Based on the recommendations of the Task Force on Climate-related Financial Disclosures (TCFD), companies’ scores for coverage of TCFD recommendations are 84%, up from 70% in 2021, for the corporate reports analyzed. However, the quality of these reports is scored much lower, to the tune of an average 44% quality score in 2022. 

“Many firms are not disclosing enough detail on their climate risks, and they aren’t translating reporting into meaningful action to tackle the problem,” said Matthew Bell, EY’s global climate change and sustainability services leader. “This is where we need to see much more progress. If disclosure is to make an impact on decarbonization, it can’t be half-baked.”

While the report calls the data more qualitative vs quantitative, there are some significant overall improvements that contribute to the 14% increase in overall scores from a year ago. The report found nearly 61% of companies have disclosed decarbonization strategies, with the energy sector leading the way outside of the financial sector, and 81% of those companies disclose specific net-zero strategies or transition plans. 

The report breaks down how to approach decarbonization with corporate reporting into three parts. First, companies must prioritize their approach through what is relevant to them. By avoiding getting caught up in the details, an organization can begin to see what they need to do to prepare for the second point of direction, benchmarking disclosures against their peers. These two steps will help an organization prepare for the incoming international regulation proposals by groups like the ISSB, the third step of the process.

Founded in November of last year, the ISSB has pushed for disclosure standards on an international level. But according to barometer findings, only 29% of companies reported the impact of climate change on their financial statements, leaving considerable work ahead for ISSB. 

“We’re witnessing a sea change in the regulatory landscape around sustainability and climate risk, with new regulatory bodies and proposed standards, as well as examples of individual countries introducing their own rules — so it’s not a surprise that companies around the world are improving their disclosure,” said Bell.

“The fact that less than one-third of organizations report on climate impact in their financial statements shows there is a pressing need for more action,” Bell said. “We’re also seeing a growing trend for ‘greenwashing,’ where companies set hugely ambitious climate targets, with little or no clear plan to achieve them. That might help companies in the short term, but without realistic targets, they’ll be [certain to fail].” 

When categorizing the improvement of climate reporting across the world, the U.S. showed little improvement in the 10th best spot, with only a 2% quality increase in coverage of all markets since 2021. Right behind the U.S. is Greater China, which had the most improvement throughout the globe in the same category according to findings, going from a rating of 48% in 2021 to 81% in 2022. 

U.S. vs Europe

When asked about the differences between the U.S. and Europe in disclosure practices, Bruno Sarda, partner and principal of climate change and sustainability services at EY, talked to CFO about how the disclosure numbers are similar in both markets. 

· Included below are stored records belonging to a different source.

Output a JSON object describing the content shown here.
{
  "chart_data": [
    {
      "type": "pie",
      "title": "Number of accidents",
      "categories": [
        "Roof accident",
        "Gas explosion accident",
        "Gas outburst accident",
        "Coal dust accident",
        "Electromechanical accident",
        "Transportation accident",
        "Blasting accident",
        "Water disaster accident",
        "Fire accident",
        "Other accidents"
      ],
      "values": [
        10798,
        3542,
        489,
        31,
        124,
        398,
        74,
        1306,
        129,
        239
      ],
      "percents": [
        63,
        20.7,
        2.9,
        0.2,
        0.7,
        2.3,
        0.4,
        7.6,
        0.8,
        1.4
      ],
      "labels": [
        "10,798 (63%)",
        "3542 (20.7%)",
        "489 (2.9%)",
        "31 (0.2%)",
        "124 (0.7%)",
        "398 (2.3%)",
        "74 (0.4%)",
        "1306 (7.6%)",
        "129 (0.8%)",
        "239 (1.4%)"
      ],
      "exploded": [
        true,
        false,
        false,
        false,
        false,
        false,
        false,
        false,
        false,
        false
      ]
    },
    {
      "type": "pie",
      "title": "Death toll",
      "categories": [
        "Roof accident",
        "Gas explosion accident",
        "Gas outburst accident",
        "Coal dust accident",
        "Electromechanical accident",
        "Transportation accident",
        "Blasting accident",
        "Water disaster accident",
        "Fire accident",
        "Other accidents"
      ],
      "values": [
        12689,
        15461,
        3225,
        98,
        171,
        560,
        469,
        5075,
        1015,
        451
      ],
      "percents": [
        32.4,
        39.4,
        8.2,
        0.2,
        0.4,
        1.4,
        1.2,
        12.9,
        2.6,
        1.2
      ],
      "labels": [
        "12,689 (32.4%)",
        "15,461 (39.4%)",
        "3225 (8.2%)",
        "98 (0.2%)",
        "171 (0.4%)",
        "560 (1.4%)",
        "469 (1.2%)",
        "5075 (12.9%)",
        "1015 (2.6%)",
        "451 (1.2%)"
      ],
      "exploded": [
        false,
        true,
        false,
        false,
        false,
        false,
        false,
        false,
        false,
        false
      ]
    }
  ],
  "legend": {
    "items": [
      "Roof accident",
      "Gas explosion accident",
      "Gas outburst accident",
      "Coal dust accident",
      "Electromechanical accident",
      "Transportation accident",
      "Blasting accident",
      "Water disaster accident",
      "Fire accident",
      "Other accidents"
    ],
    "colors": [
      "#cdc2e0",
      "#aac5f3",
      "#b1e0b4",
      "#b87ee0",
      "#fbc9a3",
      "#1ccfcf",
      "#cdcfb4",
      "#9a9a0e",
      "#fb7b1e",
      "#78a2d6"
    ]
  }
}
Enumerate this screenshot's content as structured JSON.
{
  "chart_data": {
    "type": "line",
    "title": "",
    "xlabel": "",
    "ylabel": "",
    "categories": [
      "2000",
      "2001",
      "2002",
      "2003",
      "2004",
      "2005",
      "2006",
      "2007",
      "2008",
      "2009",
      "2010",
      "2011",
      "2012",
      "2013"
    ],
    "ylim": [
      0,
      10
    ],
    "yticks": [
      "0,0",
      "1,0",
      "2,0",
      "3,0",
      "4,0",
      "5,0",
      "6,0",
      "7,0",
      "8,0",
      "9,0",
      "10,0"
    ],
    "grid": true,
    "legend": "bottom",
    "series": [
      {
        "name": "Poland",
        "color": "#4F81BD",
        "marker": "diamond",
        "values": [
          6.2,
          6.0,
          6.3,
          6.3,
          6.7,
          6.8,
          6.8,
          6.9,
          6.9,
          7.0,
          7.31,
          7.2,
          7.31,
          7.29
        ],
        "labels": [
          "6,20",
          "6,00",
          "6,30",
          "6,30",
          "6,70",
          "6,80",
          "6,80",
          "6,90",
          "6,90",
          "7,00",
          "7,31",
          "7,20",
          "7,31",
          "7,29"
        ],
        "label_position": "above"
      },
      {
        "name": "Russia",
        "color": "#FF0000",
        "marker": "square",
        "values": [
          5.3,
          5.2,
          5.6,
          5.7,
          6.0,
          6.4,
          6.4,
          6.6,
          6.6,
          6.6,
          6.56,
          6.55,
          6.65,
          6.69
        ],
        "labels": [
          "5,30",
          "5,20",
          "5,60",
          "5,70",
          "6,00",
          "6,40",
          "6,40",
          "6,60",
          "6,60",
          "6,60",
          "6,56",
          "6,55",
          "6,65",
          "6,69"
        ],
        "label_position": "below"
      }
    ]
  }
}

“When it comes to climate ambition, European companies lead, but when it comes to disclosures, there aren’t meaningful differences,” said Sarda. “When you look at the current state of disclosure, which remains on a voluntary basis to date, participation is very high in the S&P 500 and the FTSE. Further, this level of disclosure to date has been driven by demand from capital markets, not regulators, although that is now changing.”

Sarda addressed how CFOs can implement climate measures in their community without politicizing their reports and allocations. “Executives should stick with the facts,” Sarda said. “Climate science is established and the facts are that financial markets have declared they want climate change disclosures to inform financial decisions. These are business topics that have been needlessly politicized. Speak about the impacts on your business and not weigh in on the political aspects.”

“Action doesn’t always follow ambition,” Sarda continued. “Disclosure is a way to track progress and give you a sense of how you’re doing but has to be followed by an investment as to how to execute the opportunity.”

Whether it is disclosures, regulations from governments or international committees, or initial actions taken by organizations, these types of implementations aren’t going away. According to the International Energy Agency, global energy-related carbon dioxide emissions rose by 6% in 2021 to 36.3 billion tonnes, their highest level ever recorded.